Arnold Barnett, a Massachusetts Institute of Technology aviation professor, once made an observation he meant to be reassuring: "If you go into Logan airport here in Boston and you buy a lottery ticket on the way to catch your plane, you're more likely to win the lottery than perish on the flight." It backfired. People enjoy thinking the odds of winning the lottery are better than they actually are. And they don't like juxtaposing their best hopes with their worse fears. His more successful alternative: "If you took one jet flight a day every day, you go 33,000 years before succumbing in a fatal crash."

Still, why do so many people persist in accepting some large risks (shunning seat belts or motorcycle helmets) while fretting about smaller ones (avoiding Celebrex or artificial sweeteners)? Sometimes, it's warped self-perception. "Most people," says Baruch Fischhoff, a Carnegie Mellon University psychologist, "think of themselves as safer than average drivers." Sometimes, it's a feeling of helplessness. "People dislike small risk if they think others are imposing it on them," such as a hazardous-waste dump in the neighborhood, he says. Sometimes, it's just dread. Says Dr. Slovic: "Dying in an airplane crash seems more dreadful than dying in a car crash. Heart disease is dreaded less than cancer."
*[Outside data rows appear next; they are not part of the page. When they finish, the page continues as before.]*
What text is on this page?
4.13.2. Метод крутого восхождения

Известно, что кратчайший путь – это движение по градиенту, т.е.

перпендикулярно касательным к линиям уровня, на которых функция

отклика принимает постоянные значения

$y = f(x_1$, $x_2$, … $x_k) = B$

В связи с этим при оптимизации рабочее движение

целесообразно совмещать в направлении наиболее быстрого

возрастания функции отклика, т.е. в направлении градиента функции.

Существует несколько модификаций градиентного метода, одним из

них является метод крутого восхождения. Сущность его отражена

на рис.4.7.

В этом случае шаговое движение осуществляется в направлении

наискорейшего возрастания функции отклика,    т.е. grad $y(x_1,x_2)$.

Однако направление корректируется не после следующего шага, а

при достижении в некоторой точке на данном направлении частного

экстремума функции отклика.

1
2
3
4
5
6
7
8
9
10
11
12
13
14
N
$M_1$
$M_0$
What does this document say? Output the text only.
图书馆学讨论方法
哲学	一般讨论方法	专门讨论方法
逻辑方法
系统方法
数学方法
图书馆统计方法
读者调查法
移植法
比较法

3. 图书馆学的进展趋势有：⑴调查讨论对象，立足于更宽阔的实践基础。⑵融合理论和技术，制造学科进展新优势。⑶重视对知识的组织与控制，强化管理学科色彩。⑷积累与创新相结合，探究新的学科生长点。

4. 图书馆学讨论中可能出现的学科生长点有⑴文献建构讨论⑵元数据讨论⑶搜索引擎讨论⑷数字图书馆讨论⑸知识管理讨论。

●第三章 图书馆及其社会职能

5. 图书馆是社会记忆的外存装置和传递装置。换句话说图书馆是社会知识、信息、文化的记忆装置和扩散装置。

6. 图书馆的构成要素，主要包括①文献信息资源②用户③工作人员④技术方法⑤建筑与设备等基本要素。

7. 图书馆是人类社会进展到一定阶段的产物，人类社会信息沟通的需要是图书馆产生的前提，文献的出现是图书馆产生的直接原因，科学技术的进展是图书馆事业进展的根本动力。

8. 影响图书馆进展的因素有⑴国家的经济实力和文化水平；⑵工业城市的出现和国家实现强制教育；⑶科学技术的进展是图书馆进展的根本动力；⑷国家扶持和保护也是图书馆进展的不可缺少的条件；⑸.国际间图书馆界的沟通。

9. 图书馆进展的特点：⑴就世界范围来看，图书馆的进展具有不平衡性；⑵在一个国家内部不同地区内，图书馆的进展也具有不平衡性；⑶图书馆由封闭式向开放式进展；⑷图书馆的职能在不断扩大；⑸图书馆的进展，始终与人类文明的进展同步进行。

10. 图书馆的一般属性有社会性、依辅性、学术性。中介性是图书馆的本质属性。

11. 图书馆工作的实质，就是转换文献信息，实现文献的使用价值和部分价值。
The human mind assesses risk in two very different ways, it turns out. One is analytical, which is susceptible to science, probability tables and the like. But the other is what Dr. Slovic calls "the gut feelings and instinctual reactions that reside within us, a carry-over from our long evolutionary development from the time when we didn't have scientific rational analysis and had to use our instincts." The latter is very powerful, but too often ignored in well-intentioned efforts to get people to comprehend small risks and act accordingly, both as individual consumers and as citizens.

After Chernobyl, Love Canal and anxiety about AIDS in the blood supply, a panel formed by the National Academy of Science published a thoughtful report in 1989 called, "Improving Risk Communication." It had a long list of recommendations, most aimed at federal agencies. What happened? "Not much," says John Ahearne of Sigma Xi, a scientific-research society, who was the chairman of the panel. Why? "People in and out of government said it looked awfully hard to do."